Meine Herren, es sind jetzt 45 Jahre her, daß das von Bismarck gegen die "Kreuzzeitung" gesagt wurde. Diese Rede hätte hier gestern
gehalten werden können, sie kann heute hier gehalten werden.
(Zustimmung von den Sozialdemokraten.)
Das Thema ist unerschöpflich, deshalb will ich hier einstweilen damit Schluß machen.
Meine Damen und Herren! Nichts wird uns von unseren Pflichten, die Republik zu schützen, abhalten.30 Wir fürchten uns
nicht vor den Mörderpistolen der Reaktion.

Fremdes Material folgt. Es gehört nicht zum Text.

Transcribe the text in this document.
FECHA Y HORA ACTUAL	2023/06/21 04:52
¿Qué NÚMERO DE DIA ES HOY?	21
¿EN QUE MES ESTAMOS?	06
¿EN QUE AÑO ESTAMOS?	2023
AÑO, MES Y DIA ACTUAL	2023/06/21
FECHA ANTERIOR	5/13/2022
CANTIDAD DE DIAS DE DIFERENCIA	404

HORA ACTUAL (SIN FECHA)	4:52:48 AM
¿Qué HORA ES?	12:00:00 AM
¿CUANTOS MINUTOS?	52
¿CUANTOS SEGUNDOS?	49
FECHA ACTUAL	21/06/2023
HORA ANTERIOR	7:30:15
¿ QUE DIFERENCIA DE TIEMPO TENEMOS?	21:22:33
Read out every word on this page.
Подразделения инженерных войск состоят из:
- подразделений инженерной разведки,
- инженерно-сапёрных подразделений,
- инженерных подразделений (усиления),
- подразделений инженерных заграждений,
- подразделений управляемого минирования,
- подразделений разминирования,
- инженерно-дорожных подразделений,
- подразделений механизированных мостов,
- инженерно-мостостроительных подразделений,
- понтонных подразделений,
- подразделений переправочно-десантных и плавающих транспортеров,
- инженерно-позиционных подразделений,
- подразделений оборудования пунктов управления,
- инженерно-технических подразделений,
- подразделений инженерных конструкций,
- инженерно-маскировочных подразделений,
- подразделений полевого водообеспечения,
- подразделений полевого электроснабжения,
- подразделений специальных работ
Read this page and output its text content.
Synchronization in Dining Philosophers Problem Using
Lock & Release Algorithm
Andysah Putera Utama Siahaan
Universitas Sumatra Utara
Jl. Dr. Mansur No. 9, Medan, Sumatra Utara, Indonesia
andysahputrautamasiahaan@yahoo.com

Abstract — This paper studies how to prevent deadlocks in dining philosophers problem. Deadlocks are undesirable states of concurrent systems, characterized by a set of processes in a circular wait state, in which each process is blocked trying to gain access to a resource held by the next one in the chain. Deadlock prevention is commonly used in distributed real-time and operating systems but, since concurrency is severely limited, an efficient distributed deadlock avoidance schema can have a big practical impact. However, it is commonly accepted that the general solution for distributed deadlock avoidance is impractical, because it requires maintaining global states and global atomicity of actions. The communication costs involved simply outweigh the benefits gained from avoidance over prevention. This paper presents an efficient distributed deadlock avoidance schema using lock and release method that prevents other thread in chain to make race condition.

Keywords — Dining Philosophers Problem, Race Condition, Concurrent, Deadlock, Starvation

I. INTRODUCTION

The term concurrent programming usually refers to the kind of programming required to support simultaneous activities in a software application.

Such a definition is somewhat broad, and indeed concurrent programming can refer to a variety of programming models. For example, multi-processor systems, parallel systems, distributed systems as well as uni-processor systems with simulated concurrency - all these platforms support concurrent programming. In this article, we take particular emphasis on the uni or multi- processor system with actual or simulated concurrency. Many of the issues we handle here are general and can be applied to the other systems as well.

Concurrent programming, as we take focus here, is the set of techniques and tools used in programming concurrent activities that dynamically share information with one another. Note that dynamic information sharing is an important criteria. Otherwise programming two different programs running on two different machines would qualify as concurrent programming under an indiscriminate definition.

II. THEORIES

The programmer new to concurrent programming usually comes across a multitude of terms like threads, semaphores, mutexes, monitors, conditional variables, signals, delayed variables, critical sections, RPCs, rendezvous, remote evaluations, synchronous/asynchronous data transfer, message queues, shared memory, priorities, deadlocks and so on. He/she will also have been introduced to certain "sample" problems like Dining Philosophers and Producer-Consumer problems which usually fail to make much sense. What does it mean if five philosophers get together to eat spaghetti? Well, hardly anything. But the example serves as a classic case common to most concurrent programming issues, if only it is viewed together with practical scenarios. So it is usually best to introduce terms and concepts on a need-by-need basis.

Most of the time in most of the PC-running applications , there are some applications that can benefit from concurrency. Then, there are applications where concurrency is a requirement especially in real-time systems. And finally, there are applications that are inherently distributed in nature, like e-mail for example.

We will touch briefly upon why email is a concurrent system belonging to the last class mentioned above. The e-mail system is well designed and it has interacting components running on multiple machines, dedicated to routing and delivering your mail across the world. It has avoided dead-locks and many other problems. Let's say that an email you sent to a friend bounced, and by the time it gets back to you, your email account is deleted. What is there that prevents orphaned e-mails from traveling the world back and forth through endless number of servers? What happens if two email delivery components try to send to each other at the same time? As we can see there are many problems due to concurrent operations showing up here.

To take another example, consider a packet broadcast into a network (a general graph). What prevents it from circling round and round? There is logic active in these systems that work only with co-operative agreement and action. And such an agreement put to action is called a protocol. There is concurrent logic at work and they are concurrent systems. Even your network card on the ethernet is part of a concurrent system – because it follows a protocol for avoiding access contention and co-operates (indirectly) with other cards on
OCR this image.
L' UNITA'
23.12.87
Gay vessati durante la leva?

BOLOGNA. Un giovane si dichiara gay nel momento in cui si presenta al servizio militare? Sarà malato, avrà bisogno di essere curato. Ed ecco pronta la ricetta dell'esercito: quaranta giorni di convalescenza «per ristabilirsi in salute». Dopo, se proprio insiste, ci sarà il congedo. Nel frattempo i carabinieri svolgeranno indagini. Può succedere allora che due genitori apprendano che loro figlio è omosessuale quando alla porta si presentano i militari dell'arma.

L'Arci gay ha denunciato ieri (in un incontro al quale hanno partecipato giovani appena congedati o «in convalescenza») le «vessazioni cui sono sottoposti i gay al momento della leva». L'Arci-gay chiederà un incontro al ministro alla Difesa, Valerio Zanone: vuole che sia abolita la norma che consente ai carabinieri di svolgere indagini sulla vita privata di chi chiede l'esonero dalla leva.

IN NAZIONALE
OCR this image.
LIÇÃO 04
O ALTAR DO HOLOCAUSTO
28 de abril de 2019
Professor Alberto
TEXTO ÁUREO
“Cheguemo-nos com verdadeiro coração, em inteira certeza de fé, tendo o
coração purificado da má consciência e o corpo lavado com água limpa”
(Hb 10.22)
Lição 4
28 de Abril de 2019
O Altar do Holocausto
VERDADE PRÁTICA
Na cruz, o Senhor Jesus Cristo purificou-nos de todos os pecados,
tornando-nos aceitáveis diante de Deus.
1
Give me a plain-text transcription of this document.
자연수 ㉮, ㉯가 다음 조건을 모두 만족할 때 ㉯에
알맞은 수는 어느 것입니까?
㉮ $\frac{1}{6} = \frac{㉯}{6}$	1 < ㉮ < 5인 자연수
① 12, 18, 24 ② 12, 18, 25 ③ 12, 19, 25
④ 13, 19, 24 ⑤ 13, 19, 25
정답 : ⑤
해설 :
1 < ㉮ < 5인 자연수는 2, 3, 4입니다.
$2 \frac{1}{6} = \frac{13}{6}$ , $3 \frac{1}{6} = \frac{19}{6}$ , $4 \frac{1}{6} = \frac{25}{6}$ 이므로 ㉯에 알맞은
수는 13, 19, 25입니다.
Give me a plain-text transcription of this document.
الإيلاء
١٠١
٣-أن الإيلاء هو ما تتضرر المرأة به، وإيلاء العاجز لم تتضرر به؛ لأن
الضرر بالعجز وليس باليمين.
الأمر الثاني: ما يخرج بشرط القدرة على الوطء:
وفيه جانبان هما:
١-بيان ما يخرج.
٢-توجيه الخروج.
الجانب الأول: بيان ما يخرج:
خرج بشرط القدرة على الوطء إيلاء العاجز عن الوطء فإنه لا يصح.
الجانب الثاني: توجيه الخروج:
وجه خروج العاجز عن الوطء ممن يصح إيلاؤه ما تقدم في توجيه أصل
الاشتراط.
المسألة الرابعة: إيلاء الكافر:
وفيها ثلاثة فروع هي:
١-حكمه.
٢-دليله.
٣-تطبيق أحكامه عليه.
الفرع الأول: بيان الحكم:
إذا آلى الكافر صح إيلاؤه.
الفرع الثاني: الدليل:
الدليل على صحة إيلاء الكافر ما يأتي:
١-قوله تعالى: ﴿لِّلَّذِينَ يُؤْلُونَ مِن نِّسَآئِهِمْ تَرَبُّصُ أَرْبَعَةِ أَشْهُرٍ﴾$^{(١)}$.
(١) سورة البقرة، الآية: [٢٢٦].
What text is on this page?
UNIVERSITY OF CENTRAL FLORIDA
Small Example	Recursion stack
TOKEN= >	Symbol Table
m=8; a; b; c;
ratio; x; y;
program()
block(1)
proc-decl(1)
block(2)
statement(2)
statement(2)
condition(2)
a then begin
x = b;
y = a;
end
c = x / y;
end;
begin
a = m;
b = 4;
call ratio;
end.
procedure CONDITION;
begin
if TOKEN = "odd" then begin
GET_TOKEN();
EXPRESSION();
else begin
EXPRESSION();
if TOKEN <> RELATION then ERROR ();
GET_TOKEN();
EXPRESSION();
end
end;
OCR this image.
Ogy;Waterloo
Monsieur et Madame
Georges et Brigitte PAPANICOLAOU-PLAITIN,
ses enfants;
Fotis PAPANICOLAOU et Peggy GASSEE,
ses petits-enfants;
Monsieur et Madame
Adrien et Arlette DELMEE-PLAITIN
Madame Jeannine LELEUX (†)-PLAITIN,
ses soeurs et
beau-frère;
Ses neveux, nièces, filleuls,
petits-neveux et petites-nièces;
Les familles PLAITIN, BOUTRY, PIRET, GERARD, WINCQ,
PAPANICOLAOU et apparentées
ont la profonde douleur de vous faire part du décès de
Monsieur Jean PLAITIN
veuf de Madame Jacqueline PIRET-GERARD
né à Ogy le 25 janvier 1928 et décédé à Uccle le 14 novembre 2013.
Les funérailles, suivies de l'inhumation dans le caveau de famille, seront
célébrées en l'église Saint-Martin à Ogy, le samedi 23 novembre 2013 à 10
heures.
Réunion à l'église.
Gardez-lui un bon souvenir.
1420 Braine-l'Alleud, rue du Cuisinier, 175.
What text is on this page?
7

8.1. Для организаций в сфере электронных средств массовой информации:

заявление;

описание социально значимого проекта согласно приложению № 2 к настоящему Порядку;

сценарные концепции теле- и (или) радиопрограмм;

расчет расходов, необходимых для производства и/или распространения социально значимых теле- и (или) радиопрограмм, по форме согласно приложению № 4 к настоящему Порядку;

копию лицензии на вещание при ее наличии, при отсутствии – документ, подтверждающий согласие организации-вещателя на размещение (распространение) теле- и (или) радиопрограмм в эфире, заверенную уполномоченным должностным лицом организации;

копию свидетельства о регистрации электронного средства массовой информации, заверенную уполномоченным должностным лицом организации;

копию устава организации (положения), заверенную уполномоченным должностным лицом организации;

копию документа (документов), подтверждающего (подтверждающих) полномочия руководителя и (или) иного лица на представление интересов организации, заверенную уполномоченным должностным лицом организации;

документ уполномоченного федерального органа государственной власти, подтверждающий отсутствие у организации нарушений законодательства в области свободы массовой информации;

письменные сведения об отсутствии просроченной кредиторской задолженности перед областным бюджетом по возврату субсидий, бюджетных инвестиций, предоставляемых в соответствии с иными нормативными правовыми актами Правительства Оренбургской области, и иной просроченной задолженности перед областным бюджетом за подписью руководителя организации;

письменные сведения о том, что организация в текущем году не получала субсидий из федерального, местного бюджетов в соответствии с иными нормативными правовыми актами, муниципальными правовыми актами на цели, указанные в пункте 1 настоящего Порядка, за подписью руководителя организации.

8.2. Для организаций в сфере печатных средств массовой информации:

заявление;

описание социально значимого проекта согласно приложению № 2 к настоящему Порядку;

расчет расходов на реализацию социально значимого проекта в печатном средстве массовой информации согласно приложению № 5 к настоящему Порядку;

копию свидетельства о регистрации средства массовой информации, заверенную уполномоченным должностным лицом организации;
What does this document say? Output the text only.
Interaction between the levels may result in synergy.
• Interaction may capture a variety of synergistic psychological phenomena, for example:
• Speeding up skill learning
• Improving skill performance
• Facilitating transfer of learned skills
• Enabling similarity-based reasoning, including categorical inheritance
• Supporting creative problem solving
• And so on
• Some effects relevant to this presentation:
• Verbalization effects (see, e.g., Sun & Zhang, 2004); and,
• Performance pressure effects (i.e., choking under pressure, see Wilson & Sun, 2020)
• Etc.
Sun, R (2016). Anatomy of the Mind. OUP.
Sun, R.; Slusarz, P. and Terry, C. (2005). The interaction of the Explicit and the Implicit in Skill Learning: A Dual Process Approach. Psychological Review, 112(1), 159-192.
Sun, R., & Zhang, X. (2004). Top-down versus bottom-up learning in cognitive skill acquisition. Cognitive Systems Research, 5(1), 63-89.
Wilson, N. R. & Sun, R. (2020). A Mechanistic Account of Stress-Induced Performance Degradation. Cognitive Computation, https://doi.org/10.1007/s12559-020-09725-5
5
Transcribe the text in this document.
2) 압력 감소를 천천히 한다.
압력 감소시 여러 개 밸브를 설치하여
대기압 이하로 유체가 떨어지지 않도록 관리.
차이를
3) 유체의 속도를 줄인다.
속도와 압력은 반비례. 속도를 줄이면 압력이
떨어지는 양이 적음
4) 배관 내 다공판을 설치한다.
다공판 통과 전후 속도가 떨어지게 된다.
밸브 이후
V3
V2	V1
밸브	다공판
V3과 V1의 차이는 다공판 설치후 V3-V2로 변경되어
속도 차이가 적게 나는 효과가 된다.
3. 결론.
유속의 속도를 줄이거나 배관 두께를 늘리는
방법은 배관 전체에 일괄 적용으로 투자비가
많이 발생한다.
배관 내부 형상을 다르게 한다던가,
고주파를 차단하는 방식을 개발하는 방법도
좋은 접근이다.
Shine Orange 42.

(Bravo! bei den Sozialdemokraten.)
Ich weiß nicht, wie weit wir hier drinnen im Hause verstanden worden sind, aber das weiß ich, daß man draußen uns verstehen
wird. Das schaffende Volk der deutschen Republik will klar sehen. Es wird eines Tages richten, und wir vertrauen dem Urteil des deutschen Volkes.
(Lebhafter Beifall bei den Sozialdemokraten.)
Präsident: Das Wort zu einer persönlichen Bemerkung hat der Herr Abgeordnete Dr. Helfferich.
(Zurufe links: Jetzt kommt der Angeklagte! -
Abgeordneter Düwell: Der Mördervater! -
Glocke des Präsidenten.)
Herr Abgeordneter Düwell, ich rufe Sie zur Ordnung.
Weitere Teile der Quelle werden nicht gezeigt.